Um livro de Christopher Vogler, A Jornada do Escritor, baseado na obra de Joseph Campbell, “Herói de Mil Faces”. É “um convite a uma viagem pelos caminhos da escrita”, mas a leitura desse livro não vai transformas ninguém num artista criador. É basicamente uma obra didática e pragmática.

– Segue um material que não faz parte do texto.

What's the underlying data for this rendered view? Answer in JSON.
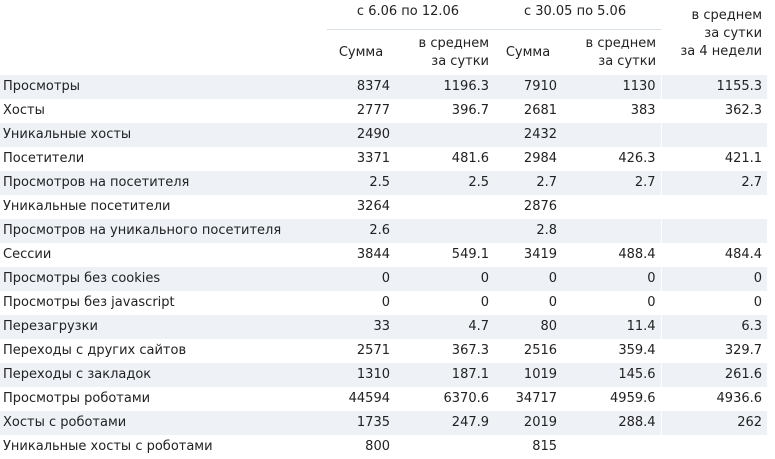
{
  "periods": [
    {
      "title": "с 6.06 по 12.06"
    },
    {
      "title": "с 30.05 по 5.06"
    }
  ],
  "avg4_heading": {
    "line1": "в среднем",
    "line2": "за сутки",
    "line3": "за 4 недели"
  },
  "sub_headers": {
    "sum": "Сумма",
    "avg_line1": "в среднем",
    "avg_line2": "за сутки"
  },
  "rows": [
    {
      "label": "Просмотры",
      "sum1": "8374",
      "avg1": "1196.3",
      "sum2": "7910",
      "avg2": "1130",
      "avg4": "1155.3"
    },
    {
      "label": "Хосты",
      "sum1": "2777",
      "avg1": "396.7",
      "sum2": "2681",
      "avg2": "383",
      "avg4": "362.3"
    },
    {
      "label": "Уникальные хосты",
      "sum1": "2490",
      "avg1": "",
      "sum2": "2432",
      "avg2": "",
      "avg4": ""
    },
    {
      "label": "Посетители",
      "sum1": "3371",
      "avg1": "481.6",
      "sum2": "2984",
      "avg2": "426.3",
      "avg4": "421.1"
    },
    {
      "label": "Просмотров на посетителя",
      "sum1": "2.5",
      "avg1": "2.5",
      "sum2": "2.7",
      "avg2": "2.7",
      "avg4": "2.7"
    },
    {
      "label": "Уникальные посетители",
      "sum1": "3264",
      "avg1": "",
      "sum2": "2876",
      "avg2": "",
      "avg4": ""
    },
    {
      "label": "Просмотров на уникального посетителя",
      "sum1": "2.6",
      "avg1": "",
      "sum2": "2.8",
      "avg2": "",
      "avg4": ""
    },
    {
      "label": "Сессии",
      "sum1": "3844",
      "avg1": "549.1",
      "sum2": "3419",
      "avg2": "488.4",
      "avg4": "484.4"
    },
    {
      "label": "Просмотры без cookies",
      "sum1": "0",
      "avg1": "0",
      "sum2": "0",
      "avg2": "0",
      "avg4": "0"
    },
    {
      "label": "Просмотры без javascript",
      "sum1": "0",
      "avg1": "0",
      "sum2": "0",
      "avg2": "0",
      "avg4": "0"
    },
    {
      "label": "Перезагрузки",
      "sum1": "33",
      "avg1": "4.7",
      "sum2": "80",
      "avg2": "11.4",
      "avg4": "6.3"
    },
    {
      "label": "Переходы с других сайтов",
      "sum1": "2571",
      "avg1": "367.3",
      "sum2": "2516",
      "avg2": "359.4",
      "avg4": "329.7"
    },
    {
      "label": "Переходы с закладок",
      "sum1": "1310",
      "avg1": "187.1",
      "sum2": "1019",
      "avg2": "145.6",
      "avg4": "261.6"
    },
    {
      "label": "Просмотры роботами",
      "sum1": "44594",
      "avg1": "6370.6",
      "sum2": "34717",
      "avg2": "4959.6",
      "avg4": "4936.6"
    },
    {
      "label": "Хосты с роботами",
      "sum1": "1735",
      "avg1": "247.9",
      "sum2": "2019",
      "avg2": "288.4",
      "avg4": "262"
    },
    {
      "label": "Уникальные хосты с роботами",
      "sum1": "800",
      "avg1": "",
      "sum2": "815",
      "avg2": "",
      "avg4": ""
    }
  ]
}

Explica tudo, dá exemplos com filmes que todo mundo conhece, repete sua lição com paciência, faz questionários de recapitulação para testar a compreensão do leitor e sugere exercícios. Segundo o livro, uma boa história é muito mais do que uma boa ideia.
Alerta sobre o resultado adverso da utilização desse modelo. Pode gerar algo entediante e previsível, com clichês e estereótipos descuidados. Ele deve ser usado como uma forma, não uma fórmula.

A obra é subdividia em dois livros. O Livro Um, Mapa da Jornada, é um apanhado geral. O primeiro capítulo faz uma revisão do “Guia Prático” (Herói de Mil Faces) e uma apresentação condensada dos doze estágios da Jornada do Herói, considerando-os um Mapa da Jornada. Os heróis são apresentados ao MUNDO COMUM, onde recebem um CHAMADO À AVENTURA. Primeiro ficam relutantes ou RECUSAM O CHAMADO, mas num ENCONTRO COM O MENTOR são encorajados a fazer a TRAVESSIA DO PRIMEIRO LIMIAR e entram no mundo especial, onde encontram TESTES, ALIADOS E INIMIGOS. Na APROXIMAÇÃO DA CAVERNA OCULTA, cruzam um segundo limiar, onde enfrentam a PROVAÇÃO. Ganham sua RECOMPENSA e são perseguidos no CAMINHO DE VOLTA ao mundo comum. Cruzam então o terceiro limiar, experimentam uma RESSURREIÇÃO e são transformados pela experiência. Chega então o momento do RETORNO COM O ELIXIR, a bênção ou o tesouro que beneficia o mudo comum.

O segundo capítulo é uma introdução aos arquétipos, funções que os personagens desempenham temporariamente para obter certos efeitos numa história. Descreve sete tipos comuns encontrados em todas as histórias: herói, mentor (velho sábio), guardião do limiar, arauto, camaleão, sombra e pícaro.

O Livro Dois, Estágios da Jornada, é um exame mais detalhado dos doze elementos da Jornada do Herói. Ao final de cada capítulo há sugestões para que sua própria exploração prossiga. O epílogo, Recapitulando a Jornada, trata da aventura especial da Jornada do Escritor e de algumas armadilhas que devem ser evitadas pelo caminho. Inclui uma análise dos filmes Titanic, O Rei Leão, Pulp Fiction: Tempo de Violência, Ou Tudo ou Nada e Guerra nas Estrelas.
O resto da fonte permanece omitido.